Most of the practices would collect copayments from the patient at the time service. Although it’s not a violation for participating providers to accept payment prior to rendering services, there are specific guidelines to follow, especially when reporting these payments.
Additionally, some providers who accept assignment have a concern that Medicare issues partial checks to beneficiaries. Such checks are generally issued because of a patient paid amount in item 29 of the CMS-1500 (02/12) claim form.
Here are a few guidelines to follow;
Medicare Part B recommends not to collect copay amounts prior to a claim being submitted to Medicare since it is difficult to predict when deductible/coinsurance amounts will be applicable (and over-collection is considered program abuse). So, it is recommended that providers not to do so until Medicare Part B payment is received.

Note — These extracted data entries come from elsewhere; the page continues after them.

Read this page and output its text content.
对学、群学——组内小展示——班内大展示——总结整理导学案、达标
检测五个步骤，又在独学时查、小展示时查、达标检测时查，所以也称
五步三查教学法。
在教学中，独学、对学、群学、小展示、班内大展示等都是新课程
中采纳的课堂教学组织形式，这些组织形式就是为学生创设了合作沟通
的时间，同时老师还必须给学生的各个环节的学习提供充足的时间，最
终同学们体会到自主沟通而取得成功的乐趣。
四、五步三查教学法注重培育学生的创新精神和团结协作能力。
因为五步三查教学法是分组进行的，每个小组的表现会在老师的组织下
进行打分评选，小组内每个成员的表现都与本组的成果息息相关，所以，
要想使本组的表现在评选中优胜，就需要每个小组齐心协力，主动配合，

If you believe you can accurately predict the coinsurance amount and wish to collect it before Medicare Part B payment is received, note the amount collected for coinsurance on your claim form. It is recommended that providers do not collect the deductible prior to receiving payment from Medicare Part B because, as noted above, over-collection is considered program abuse. In addition, this practice can cause a portion of the provider’s check to be issued to beneficiaries on assigned claims.
Do not collect money from the patient for the preventive services for which copayment and coinsurance are waived. Please refer Preventive Services covered by Medicare.
Do not show any amounts collected from patients if the service is never covered by Medicare Part B or you believe, in a particular case, the service will be denied payment. Where patient paid amounts are shown for services that are denied payment, a portion of the provider’s check may go to the beneficiary.
There is no need to show a patient paid amount in item 29 of form CMS-1500 (or electronic equivalent) when assignment is not accepted.